Another unexpected problem, highlighted in a new working paper from economists Brian Albrecht, Alex Tabarrok, and Mark Whitmeyer, is that in 1974 gasoline was in short supply in the big cities but “more than abundant” in rural areas. As Albrecht and colleagues point out, this is a natural consequence of constraining the price system. Since fuel sells at the price cap everywhere, why bother to pay the additional cost of delivering it to an urban area? Only when the gas stations near oil refineries are drowning in more petrol than they can sell will the tankers head to more distant markets.

Jeffrey Westling on FCC “News Distortion” Policy and Pressure on Broadcasters

Jeffrey Westling, ICLE Senior Scholar for Innovation Policy, was quoted in a Wyoming Star article on how the FCC’s “news distortion” policy creates pressure on broadcasters through its licensing power, even when it isn’t directly enforced. Read the full article here.

In responses to Wyoming Star, Jeff Westling, senior scholar of innovation policy at the International Center for Law & Economics, argued that the danger lies precisely in the policy’s legal ambiguity. The group said the FCC’s authority over broadcasters remains broad enough to create practical pressure even where an actual legal violation would be hard to prove.

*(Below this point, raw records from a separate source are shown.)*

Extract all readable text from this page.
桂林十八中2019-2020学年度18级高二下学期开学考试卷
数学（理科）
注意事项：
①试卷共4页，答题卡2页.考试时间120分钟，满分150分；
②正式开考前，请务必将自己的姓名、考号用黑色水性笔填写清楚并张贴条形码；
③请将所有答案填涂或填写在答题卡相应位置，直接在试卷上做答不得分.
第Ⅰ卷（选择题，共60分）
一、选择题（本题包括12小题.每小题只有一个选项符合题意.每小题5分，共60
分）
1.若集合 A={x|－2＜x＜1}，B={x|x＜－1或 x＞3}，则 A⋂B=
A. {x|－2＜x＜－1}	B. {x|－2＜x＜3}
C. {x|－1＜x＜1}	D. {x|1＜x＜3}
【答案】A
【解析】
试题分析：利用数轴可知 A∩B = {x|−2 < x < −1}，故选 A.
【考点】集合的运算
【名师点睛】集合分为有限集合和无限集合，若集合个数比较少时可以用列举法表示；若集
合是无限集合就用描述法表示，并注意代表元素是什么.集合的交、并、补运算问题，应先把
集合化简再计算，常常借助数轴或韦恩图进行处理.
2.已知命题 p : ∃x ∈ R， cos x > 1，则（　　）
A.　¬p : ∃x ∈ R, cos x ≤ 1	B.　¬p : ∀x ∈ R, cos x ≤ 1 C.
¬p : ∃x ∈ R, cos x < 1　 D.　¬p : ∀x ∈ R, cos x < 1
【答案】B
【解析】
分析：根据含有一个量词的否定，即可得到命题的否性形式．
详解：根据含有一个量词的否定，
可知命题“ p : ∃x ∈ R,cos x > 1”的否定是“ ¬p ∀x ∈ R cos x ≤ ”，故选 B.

That matters even more in a media environment where political pressure rarely arrives through one channel alone. Jeff Westling described the policy itself as only one piece of a wider ecosystem of influence.

Today, consumers can obtain content through a wide range of options such as cable television and digital platforms, and the barriers to communication have never been lower. If challenged, I think a lot of the FCC’s authority to regulate broadcasters will be diminished in favor of strong First Amendment protections for the broadcasters,” Jeff Westling said.

Jeff Westling argues that the cleanest solution would not be to fine-tune the doctrine but to remove the underlying authority that makes it possible.

Eric Fruits Quoted in Reason on the Paramount-Warner Bros. Merger

ICLE Director of Economic Research Eric Fruits was quoted in Reason article on the proposed Paramount-Warner Bros. Discovery merger, which examined the deal’s potential effects on competition, streaming markets, and the future structure of the entertainment industry. Read the full article here.

While concerns about consolidation “cannot easily be dismissed,” says Eric Fruits, director of economic research at the International Center for Law & Economics, “the analysis isn’t that simple.”

Fruits says the Paramount–Warner Bros. “merger would reduce the number of major studios and could increase bargaining power over talent and distributors,” and increase the likelihood of job losses. At the same time, Warner Bros. is a “financially constrained firm operating in a rapidly changing market” and “a combined Paramount-[Warner Bros.] could plausibly become a stronger competitor to Netflix, Amazon, and Disney+.”

Moreover, “Americans have more access to news than ever before from broadcast, cable, digital outlets, and independent creators,” says Fruits. An August 2025 survey conducted by the Pew Research Center found that 56 percent of American adults often get their news from digital devices, while only 32 percent do so from TV.